Suppose that you are in a class of 31 students and it is assumed that approximately 13% of the population is left-handed. (Give your answers correct to three decimal places.)

(a) Compute the probability that exactly five students are left-handed.


(b) Compute the probability that at most four students are left-handed.

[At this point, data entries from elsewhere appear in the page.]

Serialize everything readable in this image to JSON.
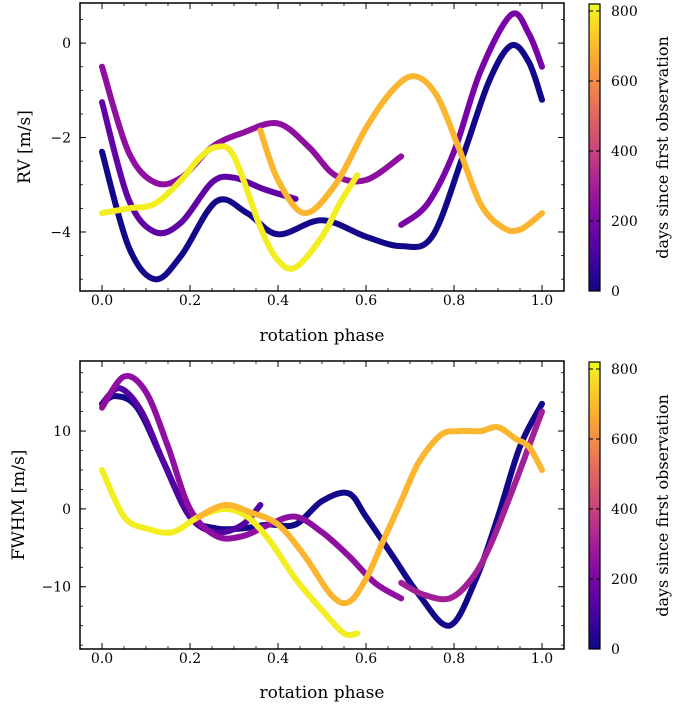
{
  "chart_data": [
    {
      "type": "scatter",
      "xlabel": "rotation phase",
      "ylabel": "RV [m/s]",
      "xlim": [
        -0.05,
        1.05
      ],
      "ylim": [
        -5.25,
        0.85
      ],
      "xticks": [
        0.0,
        0.2,
        0.4,
        0.6,
        0.8,
        1.0
      ],
      "xtick_labels": [
        "0.0",
        "0.2",
        "0.4",
        "0.6",
        "0.8",
        "1.0"
      ],
      "yticks": [
        0,
        -2,
        -4
      ],
      "ytick_labels": [
        "0",
        "−2",
        "−4"
      ],
      "colorbar": {
        "label": "days since first observation",
        "colormap": "plasma",
        "range": [
          0,
          820
        ],
        "ticks": [
          0,
          200,
          400,
          600,
          800
        ],
        "tick_labels": [
          "0",
          "200",
          "400",
          "600",
          "800"
        ]
      },
      "series": [
        {
          "days": 10,
          "points": [
            [
              0.0,
              -2.3
            ],
            [
              0.06,
              -4.3
            ],
            [
              0.12,
              -5.0
            ],
            [
              0.18,
              -4.5
            ],
            [
              0.26,
              -3.35
            ],
            [
              0.33,
              -3.6
            ],
            [
              0.4,
              -4.05
            ],
            [
              0.5,
              -3.75
            ],
            [
              0.6,
              -4.1
            ],
            [
              0.68,
              -4.3
            ],
            [
              0.75,
              -4.1
            ],
            [
              0.82,
              -2.4
            ],
            [
              0.88,
              -0.8
            ],
            [
              0.93,
              -0.05
            ],
            [
              0.97,
              -0.4
            ],
            [
              1.0,
              -1.2
            ]
          ]
        },
        {
          "days": 150,
          "points": [
            [
              0.0,
              -1.25
            ],
            [
              0.06,
              -3.3
            ],
            [
              0.12,
              -4.0
            ],
            [
              0.18,
              -3.8
            ],
            [
              0.25,
              -2.95
            ],
            [
              0.3,
              -2.85
            ],
            [
              0.37,
              -3.1
            ],
            [
              0.44,
              -3.3
            ]
          ]
        },
        {
          "days": 250,
          "points": [
            [
              0.0,
              -0.5
            ],
            [
              0.06,
              -2.3
            ],
            [
              0.12,
              -2.95
            ],
            [
              0.18,
              -2.85
            ],
            [
              0.25,
              -2.2
            ],
            [
              0.32,
              -1.9
            ],
            [
              0.4,
              -1.7
            ],
            [
              0.47,
              -2.2
            ],
            [
              0.53,
              -2.8
            ],
            [
              0.6,
              -2.9
            ],
            [
              0.68,
              -2.4
            ]
          ]
        },
        {
          "days": 200,
          "points": [
            [
              0.68,
              -3.85
            ],
            [
              0.74,
              -3.4
            ],
            [
              0.8,
              -2.3
            ],
            [
              0.86,
              -0.6
            ],
            [
              0.93,
              0.6
            ],
            [
              0.97,
              0.2
            ],
            [
              1.0,
              -0.5
            ]
          ]
        },
        {
          "days": 800,
          "points": [
            [
              0.0,
              -3.6
            ],
            [
              0.06,
              -3.5
            ],
            [
              0.12,
              -3.4
            ],
            [
              0.18,
              -2.9
            ],
            [
              0.22,
              -2.45
            ],
            [
              0.26,
              -2.2
            ],
            [
              0.3,
              -2.4
            ],
            [
              0.36,
              -3.9
            ],
            [
              0.4,
              -4.6
            ],
            [
              0.44,
              -4.75
            ],
            [
              0.5,
              -4.1
            ],
            [
              0.54,
              -3.4
            ],
            [
              0.58,
              -2.8
            ]
          ]
        },
        {
          "days": 690,
          "points": [
            [
              0.36,
              -1.85
            ],
            [
              0.4,
              -2.9
            ],
            [
              0.46,
              -3.6
            ],
            [
              0.53,
              -3.0
            ],
            [
              0.6,
              -1.8
            ],
            [
              0.66,
              -1.0
            ],
            [
              0.71,
              -0.7
            ],
            [
              0.76,
              -1.1
            ],
            [
              0.81,
              -2.2
            ],
            [
              0.86,
              -3.4
            ],
            [
              0.91,
              -3.9
            ],
            [
              0.95,
              -3.95
            ],
            [
              1.0,
              -3.6
            ]
          ]
        }
      ]
    },
    {
      "type": "scatter",
      "xlabel": "rotation phase",
      "ylabel": "FWHM [m/s]",
      "xlim": [
        -0.05,
        1.05
      ],
      "ylim": [
        -18,
        19
      ],
      "xticks": [
        0.0,
        0.2,
        0.4,
        0.6,
        0.8,
        1.0
      ],
      "xtick_labels": [
        "0.0",
        "0.2",
        "0.4",
        "0.6",
        "0.8",
        "1.0"
      ],
      "yticks": [
        10,
        0,
        -10
      ],
      "ytick_labels": [
        "10",
        "0",
        "−10"
      ],
      "colorbar": {
        "label": "days since first observation",
        "colormap": "plasma",
        "range": [
          0,
          820
        ],
        "ticks": [
          0,
          200,
          400,
          600,
          800
        ],
        "tick_labels": [
          "0",
          "200",
          "400",
          "600",
          "800"
        ]
      },
      "series": [
        {
          "days": 10,
          "points": [
            [
              0.0,
              13.5
            ],
            [
              0.03,
              14.5
            ],
            [
              0.08,
              13
            ],
            [
              0.14,
              6
            ],
            [
              0.2,
              -1
            ],
            [
              0.26,
              -2.5
            ],
            [
              0.32,
              -2.5
            ],
            [
              0.38,
              -2.0
            ],
            [
              0.44,
              -2.0
            ],
            [
              0.5,
              1
            ],
            [
              0.56,
              2
            ],
            [
              0.6,
              -1
            ],
            [
              0.66,
              -6
            ],
            [
              0.72,
              -11
            ],
            [
              0.79,
              -15
            ],
            [
              0.85,
              -9
            ],
            [
              0.9,
              -1
            ],
            [
              0.95,
              8
            ],
            [
              1.0,
              13.5
            ]
          ]
        },
        {
          "days": 120,
          "points": [
            [
              0.0,
              13.5
            ],
            [
              0.04,
              15.5
            ],
            [
              0.09,
              12.5
            ],
            [
              0.14,
              6
            ],
            [
              0.2,
              -1
            ],
            [
              0.26,
              -3
            ],
            [
              0.32,
              -2
            ],
            [
              0.36,
              0.5
            ]
          ]
        },
        {
          "days": 250,
          "points": [
            [
              0.0,
              13
            ],
            [
              0.05,
              17
            ],
            [
              0.1,
              15
            ],
            [
              0.15,
              8
            ],
            [
              0.2,
              0
            ],
            [
              0.26,
              -3.5
            ],
            [
              0.32,
              -3.5
            ],
            [
              0.38,
              -2
            ],
            [
              0.44,
              -1
            ],
            [
              0.5,
              -3
            ],
            [
              0.56,
              -6
            ],
            [
              0.62,
              -9.5
            ],
            [
              0.68,
              -11.5
            ]
          ]
        },
        {
          "days": 300,
          "points": [
            [
              0.68,
              -9.5
            ],
            [
              0.73,
              -11
            ],
            [
              0.79,
              -11.5
            ],
            [
              0.84,
              -9
            ],
            [
              0.88,
              -5
            ],
            [
              0.93,
              2
            ],
            [
              0.97,
              8
            ],
            [
              1.0,
              12.5
            ]
          ]
        },
        {
          "days": 800,
          "points": [
            [
              0.0,
              5
            ],
            [
              0.05,
              -1
            ],
            [
              0.1,
              -2.5
            ],
            [
              0.16,
              -3
            ],
            [
              0.22,
              -1
            ],
            [
              0.28,
              0
            ],
            [
              0.33,
              -1
            ],
            [
              0.38,
              -4
            ],
            [
              0.44,
              -9
            ],
            [
              0.5,
              -13
            ],
            [
              0.55,
              -16
            ],
            [
              0.58,
              -16
            ]
          ]
        },
        {
          "days": 690,
          "points": [
            [
              0.22,
              -1
            ],
            [
              0.28,
              0.5
            ],
            [
              0.34,
              -0.5
            ],
            [
              0.4,
              -2
            ],
            [
              0.46,
              -6
            ],
            [
              0.52,
              -11
            ],
            [
              0.56,
              -12
            ],
            [
              0.6,
              -9
            ],
            [
              0.64,
              -4
            ],
            [
              0.68,
              1
            ],
            [
              0.72,
              6
            ],
            [
              0.77,
              9.5
            ],
            [
              0.81,
              10
            ],
            [
              0.86,
              10
            ],
            [
              0.9,
              10.5
            ],
            [
              0.94,
              9
            ],
            [
              0.97,
              8
            ],
            [
              1.0,
              5
            ]
          ]
        }
      ]
    }
  ]
}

(c) Compute the probability that at least six students are left-handed.

35

0.45

To compute the probabilities in this scenario, we can use the binomial probability formula. The binomial probability formula is given by:

P(X = k) = nCk * p^k * (1-p)^(n-k)

Where:
- P(X = k) is the probability of getting exactly k successes
- n is the number of trials or observations
- p is the probability of success in a single trial
- nCk is the number of combinations of n items taken k at a time
- ^ represents exponentiation

(a) To compute the probability that exactly five students are left-handed:

In this case, n = 31 (number of students) and p = 0.13 (probability of a student being left-handed).
We want to find the probability of exactly 5 students being left-handed, so k = 5.

Using the binomial probability formula, we have:

P(X = 5) = 31C5 * (0.13)^5 * (1-0.13)^(31-5)

= (31! / (5! * (31-5)!)) * (0.13^5) * (0.87^26)

Calculating this expression will yield the probability.

(b) To compute the probability that at most four students are left-handed:

To find this probability, we need to sum up the individual probabilities of having 0, 1, 2, 3, or 4 left-handed students.

P(X ≤ 4) = P(X = 0) + P(X = 1) + P(X = 2) + P(X = 3) + P(X = 4)

Using the binomial formula with different values of k, you can calculate each term and then add them together to obtain the desired probability.

(c) To compute the probability that at least six students are left-handed:

To calculate the probability of "at least" a certain number of left-handed students, we need to find the complement of the probability of having fewer than six left-handed students.

P(X ≥ 6) = 1 - P(X ≤ 5)

We can use the same approach as in part (b) to calculate the complementary probability and subtract it from 1 to find the desired probability.

By following these steps and performing the necessary calculations, you can find the probabilities for each scenario.